A 34-year-old homosexual male with acquired immune deficiency syndrome (AIDS)-related KS presented with chylothoraces due to obstruction of his thoracic duct by KS. He had extensive cutaneous lesions on the face, forehead, upper torso, mid-abdomen, left arm and left flank. He had been initially diagnosed with AIDS when he presented with vomiting and bloody diarrhea, and was found via endoscopy to have KS involving the colon. HIV serology was positive and his CD4 T-lymphocyte count at diagnosis was 30 cells/mm3. He was subsequently found via bronchoscopy to have pulmonary KS.
He received highly active antiretroviral therapy (stavudine, lamivudine and nelfinavir) and his HIV viral load became undetectable. His KS was treated initially with liposomal daunorubicin and then paclitaxel. He was then switched to SU5416 (an angiogenesis inhibitor) to which he had a temporary response. He was placed on palliative paclitaxel and died of progressive KS about 18 months later.
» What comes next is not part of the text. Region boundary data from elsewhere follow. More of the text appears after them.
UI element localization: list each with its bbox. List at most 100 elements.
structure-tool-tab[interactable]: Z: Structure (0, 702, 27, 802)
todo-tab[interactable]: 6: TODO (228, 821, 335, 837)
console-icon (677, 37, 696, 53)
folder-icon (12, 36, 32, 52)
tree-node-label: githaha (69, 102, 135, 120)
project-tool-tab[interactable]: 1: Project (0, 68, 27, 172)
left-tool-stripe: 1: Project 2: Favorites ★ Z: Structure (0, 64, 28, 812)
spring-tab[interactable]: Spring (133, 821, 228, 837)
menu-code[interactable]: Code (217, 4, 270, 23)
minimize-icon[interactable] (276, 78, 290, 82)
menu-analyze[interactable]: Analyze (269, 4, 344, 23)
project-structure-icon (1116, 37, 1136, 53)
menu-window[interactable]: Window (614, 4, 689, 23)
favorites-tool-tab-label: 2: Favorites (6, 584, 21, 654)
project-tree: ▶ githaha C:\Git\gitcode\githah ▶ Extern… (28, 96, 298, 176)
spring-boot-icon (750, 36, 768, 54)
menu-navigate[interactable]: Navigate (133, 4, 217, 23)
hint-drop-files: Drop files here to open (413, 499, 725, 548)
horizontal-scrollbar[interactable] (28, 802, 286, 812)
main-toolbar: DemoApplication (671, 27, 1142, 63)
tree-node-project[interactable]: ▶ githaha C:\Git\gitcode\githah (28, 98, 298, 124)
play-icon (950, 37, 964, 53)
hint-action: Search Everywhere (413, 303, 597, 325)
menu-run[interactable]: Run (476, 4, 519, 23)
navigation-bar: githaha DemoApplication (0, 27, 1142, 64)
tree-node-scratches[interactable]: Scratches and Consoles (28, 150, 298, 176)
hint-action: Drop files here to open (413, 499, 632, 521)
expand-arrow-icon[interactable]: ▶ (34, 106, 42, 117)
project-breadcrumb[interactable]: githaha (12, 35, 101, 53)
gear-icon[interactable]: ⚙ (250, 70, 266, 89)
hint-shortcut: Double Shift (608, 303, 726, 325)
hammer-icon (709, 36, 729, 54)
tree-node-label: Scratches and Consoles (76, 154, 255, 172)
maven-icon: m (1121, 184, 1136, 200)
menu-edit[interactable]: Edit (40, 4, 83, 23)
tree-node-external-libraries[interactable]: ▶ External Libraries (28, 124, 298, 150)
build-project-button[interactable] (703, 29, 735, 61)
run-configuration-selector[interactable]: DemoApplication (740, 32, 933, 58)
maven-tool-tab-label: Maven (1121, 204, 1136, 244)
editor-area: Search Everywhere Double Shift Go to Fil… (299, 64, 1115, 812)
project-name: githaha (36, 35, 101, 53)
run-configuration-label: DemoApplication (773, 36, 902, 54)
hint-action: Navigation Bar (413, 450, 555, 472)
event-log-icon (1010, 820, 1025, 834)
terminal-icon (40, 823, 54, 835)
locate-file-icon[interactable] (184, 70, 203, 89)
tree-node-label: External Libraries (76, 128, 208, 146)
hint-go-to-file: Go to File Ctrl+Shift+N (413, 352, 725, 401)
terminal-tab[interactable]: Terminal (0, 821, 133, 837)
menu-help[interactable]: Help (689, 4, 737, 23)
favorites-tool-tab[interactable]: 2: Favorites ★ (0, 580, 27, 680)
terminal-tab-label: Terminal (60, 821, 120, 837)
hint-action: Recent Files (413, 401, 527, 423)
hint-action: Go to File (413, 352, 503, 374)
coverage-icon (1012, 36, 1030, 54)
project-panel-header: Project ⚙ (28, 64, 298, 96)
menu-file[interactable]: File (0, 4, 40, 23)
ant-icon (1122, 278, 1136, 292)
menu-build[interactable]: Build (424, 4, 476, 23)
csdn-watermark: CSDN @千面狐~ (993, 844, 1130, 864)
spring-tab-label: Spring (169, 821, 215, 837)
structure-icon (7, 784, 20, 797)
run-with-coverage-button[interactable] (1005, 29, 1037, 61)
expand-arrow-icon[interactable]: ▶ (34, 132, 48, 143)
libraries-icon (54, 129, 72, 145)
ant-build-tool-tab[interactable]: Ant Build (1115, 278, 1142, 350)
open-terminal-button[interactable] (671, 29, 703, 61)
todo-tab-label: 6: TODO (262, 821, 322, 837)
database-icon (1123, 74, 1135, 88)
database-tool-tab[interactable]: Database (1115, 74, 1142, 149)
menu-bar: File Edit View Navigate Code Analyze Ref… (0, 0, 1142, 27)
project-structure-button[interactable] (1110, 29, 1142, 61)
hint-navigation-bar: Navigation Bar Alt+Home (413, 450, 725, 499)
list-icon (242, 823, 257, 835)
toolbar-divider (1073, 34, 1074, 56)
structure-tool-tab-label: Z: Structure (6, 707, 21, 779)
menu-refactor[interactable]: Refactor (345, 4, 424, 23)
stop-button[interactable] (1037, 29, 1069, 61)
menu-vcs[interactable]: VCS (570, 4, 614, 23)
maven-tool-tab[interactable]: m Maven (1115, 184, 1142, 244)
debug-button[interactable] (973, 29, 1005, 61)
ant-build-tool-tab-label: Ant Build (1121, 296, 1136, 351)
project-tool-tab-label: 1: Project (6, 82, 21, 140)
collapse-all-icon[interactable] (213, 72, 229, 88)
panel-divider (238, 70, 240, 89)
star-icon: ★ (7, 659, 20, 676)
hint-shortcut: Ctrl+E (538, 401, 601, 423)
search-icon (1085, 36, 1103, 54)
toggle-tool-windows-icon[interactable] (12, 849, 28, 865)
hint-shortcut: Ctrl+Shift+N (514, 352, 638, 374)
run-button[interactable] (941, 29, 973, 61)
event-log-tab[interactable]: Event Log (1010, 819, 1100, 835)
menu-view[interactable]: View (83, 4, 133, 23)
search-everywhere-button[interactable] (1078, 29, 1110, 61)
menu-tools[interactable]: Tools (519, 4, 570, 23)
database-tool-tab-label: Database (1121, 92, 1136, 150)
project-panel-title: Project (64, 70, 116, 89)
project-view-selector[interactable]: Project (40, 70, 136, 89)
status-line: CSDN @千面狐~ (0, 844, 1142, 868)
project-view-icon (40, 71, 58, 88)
We believe that the findings in this case provide direct morphological evidence of the development of an in-situ form of KS directly from lymphatics in the setting of chronic lymphedema. Our results are consistent with previous reports of a cutaneous lymphedematous form of pre-KS [5, 6]. In our patient, chronic lymphedema together with HHV8 infection of lymphatic endothelial cells probably led to the development of KS in-situ lesions. This is in concordance with previous reports showing that chronic lymphedema may predispose for local immune incompetence, manifested by the development of KS and Stewart-Treves syndrome (lymphangiosarcoma arising from chronic lymphedema) [7–9]. Chronic lymphedema may occasionally mask the presence of KS while the co-existence of smaller fibroma-like nodules which are frequently associated with chronic lymphedema have the potential to acquire the characteristics of KS . The histological findings in our case were not as exuberant as those reported in the lymphangioma-like variant of KS , nor was there any cytological atypia reminiscent of lymphangiosarcoma. Of note, the development of KS from local lymphedema has been reported even in a patient without immunosuppression or HIV infection, who was nevertheless HHV8 seropositive . While bile is well known to have the capability of evoking a xanthogranulomatous reaction, the histopathological findings of subcutaneous xanthogranulomatous bile lakes, as demonstrated in this case, has not been previously reported . Chylothorax is a known but rare manifestation of KS involving the thoracic duct and adjacent mediastinal structures [13, 14]. Rare cases of chylous ascites caused by KS have also been noted . Although KS-related chylothorax has been postulated to develop due to metastatic KS of the thoracic duct , our findings suggest that chylothorax may arise due to development of in-situ KS in this region. Finally, our findings further indicate that HHV-8-infected spindle-shaped cells that evolve into KS lesions acquire, from the outset, an aberrant mixed vascular and lymphatic endothelial cell phenotype as evident by the coexpression of CD34 and D2-40 on lesional cells.
Written consent was obtained from the patient's relative for publication of this study.